At the show, audience members, who play mobsters and molls attending a retirement party for Tony "Soaprano," must elect a new head of the family. During a three-course, nearly three-hour dinner, actors portraying characters from the show perform both rehearsed and improvised segments, sometimes strolling through the tables. Over chicken marsala, Carmela might unload on you about Tony's mistresses, or Janice might brandish a fake leg right in your face.
Familiarity with The Sopranos and its story lines helps diners get the jokes and match performers with their TV counterparts, but the all-local cast members are talented enough to entertain the uninitiated as well. Actors drag unwitting audience members onstage, forcing a well-dressed senior citizen to yell out her best "I'm gonna break your legs!" during Hit Man Tryouts, for instance, or a group of nervous husbands to audition as dancers at the Bada Bing Club.
"You want the audience to really feel like a part of this," says Stack. And everyone who attends will have to participate somehow -- at a minimum by jumping up to dance the tarantella or the Electric Slide during the show's dance party. The more game the audience, the more fun the show.
Though Stack hasn't heard from the real show's creators, he did receive a good luck note from Vincent Pastore, who played the ill-fated "Big Pussy" on the show (perhaps he's looking for a new gig). Stack believes that people respond to The Sopranos because its plot bounces between both "families" in Tony's life, giving the series more layers than your typical crime show.

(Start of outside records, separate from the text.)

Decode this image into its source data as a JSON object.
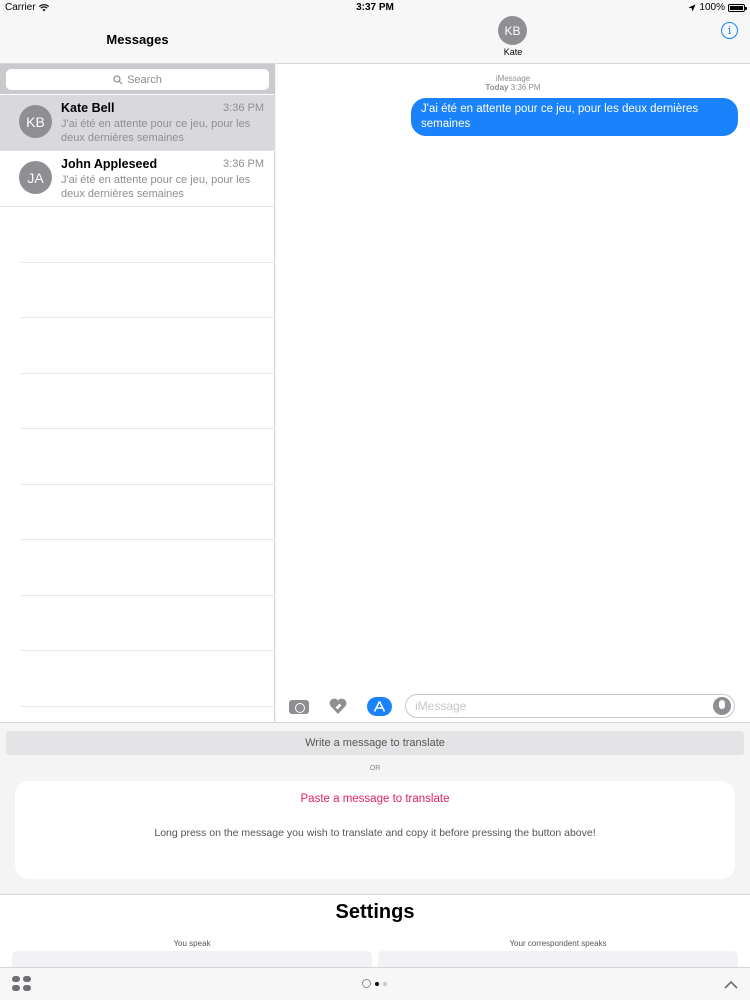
{
  "status_bar": {
    "carrier": "Carrier",
    "time": "3:37 PM",
    "battery": "100%",
    "battery_level": 1.0
  },
  "messages_list": {
    "title": "Messages",
    "search_placeholder": "Search",
    "conversations": [
      {
        "initials": "KB",
        "name": "Kate Bell",
        "time": "3:36 PM",
        "preview": "J'ai été en attente pour ce jeu, pour les deux dernières semaines",
        "selected": true
      },
      {
        "initials": "JA",
        "name": "John Appleseed",
        "time": "3:36 PM",
        "preview": "J'ai été en attente pour ce jeu, pour les deux dernières semaines",
        "selected": false
      }
    ]
  },
  "thread": {
    "contact_initials": "KB",
    "contact_name": "Kate",
    "service": "iMessage",
    "day": "Today",
    "time": "3:36 PM",
    "message": "J'ai été en attente pour ce jeu, pour les deux dernières semaines",
    "input_placeholder": "iMessage"
  },
  "translator": {
    "write_button": "Write a message to translate",
    "or": "OR",
    "paste_button": "Paste a message to translate",
    "help_text": "Long press on the message you wish to translate and copy it before pressing the button above!"
  },
  "settings": {
    "title": "Settings",
    "you_speak": "You speak",
    "correspondent_speaks": "Your correspondent speaks"
  },
  "colors": {
    "accent": "#1a82fb",
    "paste_link": "#e0245e",
    "avatar": "#8e8e93"
  }
}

And, says Stack, even though many portrayals of "the life" are set in decades past to the same tired sound tracks by Dean Martin and Frank Sinatra (who gets his own moment of silence during the party), mob stories are still modern.
"Organized crime is still a major force around the world," he says. "When a government fails, it steps in. In a way, Saddam Hussein is the biggest gangster of them all!"
Hmm. Perhaps President Bush could settle this Iraq thing once and for all by sending a special battalion of wise guys into the Middle East. But then, it's probably too hot in the desert for leather jackets.